For the last two years, Democrats in battleground states have played defense against Republican efforts to curtail voting access and amplify doubts about the legitimacy of the nation’s elections.

Now it is Democrats, who retained all but one of the governor’s offices they hold and won control of state legislatures in Michigan and Minnesota, who are ready to go on offense in 2023. They are putting forward a long list of proposals that include creating automatic voter registration systems, preregistering teenagers to vote before they turn 18, returning the franchise to felons released from prison and criminalizing election misinformation.

Since 2020, Republicans inspired by former President Donald J. Trump’s election lies sought to make voting more difficult for anyone not casting a ballot in person on Election Day. But in the midterm elections, voters across the country rejected the most prominent Republican candidates who embraced false claims about American elections and promised to bend the rules to their party’s advantage.

Democrats who won re-election or will soon take office have interpreted their victories as a mandate to make voting easier and more accessible.

The most popular Democratic plan on voting access is to join the 20 states that have already enacted or approved automatic voter registration, a system that adds anyone whose information is on file with a government agency — such as a department of motor vehicles or a social services bureau — to the voter rolls unless they opt out. Oregon, which in 2016 became the first state to adopt the practice, had the highest percentage of voter turnout in the country last month, a distinction held in recent elections by Minnesota.

This bit in here about Moore v. Harper does not seem correct:

And in Washington, D.C., the Supreme Court is weighing a case that could give state legislatures vastly expanded power over election laws — a decision with enormous implications for the power of state lawmakers to draw congressional maps and set rules for federal elections.

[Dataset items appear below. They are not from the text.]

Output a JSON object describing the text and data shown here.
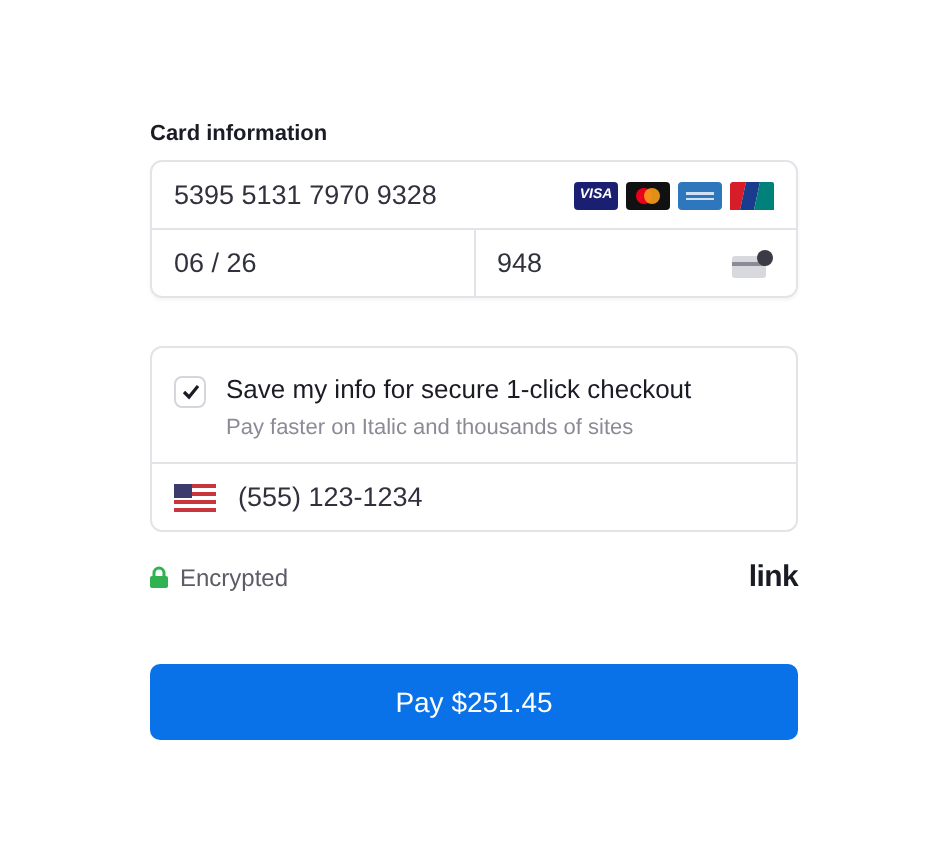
{
  "card_information": {
    "label": "Card information",
    "number": "5395 5131 7970 9328",
    "brands": [
      {
        "kind": "visa",
        "label": "VISA"
      },
      {
        "kind": "mastercard"
      },
      {
        "kind": "amex"
      },
      {
        "kind": "unionpay"
      }
    ],
    "expiry": "06 / 26",
    "cvc": "948"
  },
  "save_info": {
    "checked": true,
    "title": "Save my info for secure 1-click checkout",
    "subtitle": "Pay faster on Italic and thousands of sites",
    "phone": "(555) 123-1234"
  },
  "footer": {
    "security": "Encrypted",
    "logo": "link"
  },
  "pay_button": "Pay $251.45"
}
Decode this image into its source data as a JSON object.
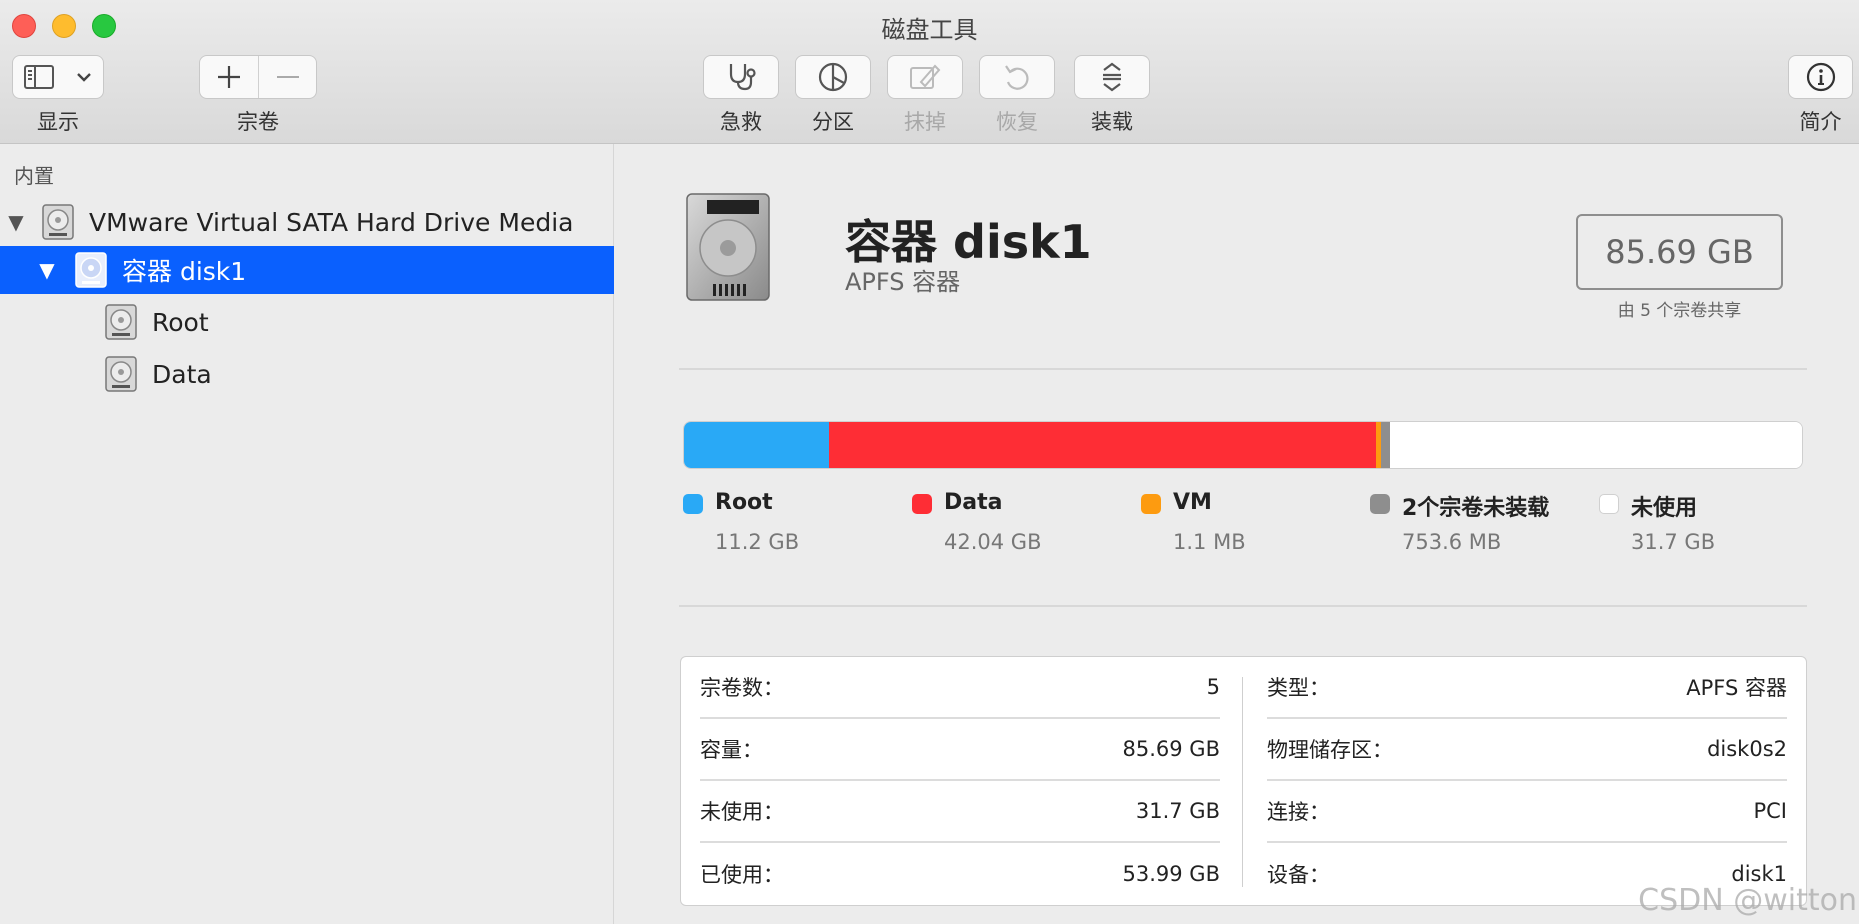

Democrats have widely interpreted that case — brought by Republicans in North Carolina — as dangerous to democracy because of the prospect of aggressive G.O.P. gerrymandering and the potential for state legislators to determine the outcome of elections. But it would also allow Democrats to write themselves into permanent power in states where they control the levers of elections.

As bad as a decision in Moore could be, I don’t think it will let any party “write themselves into permanent power.”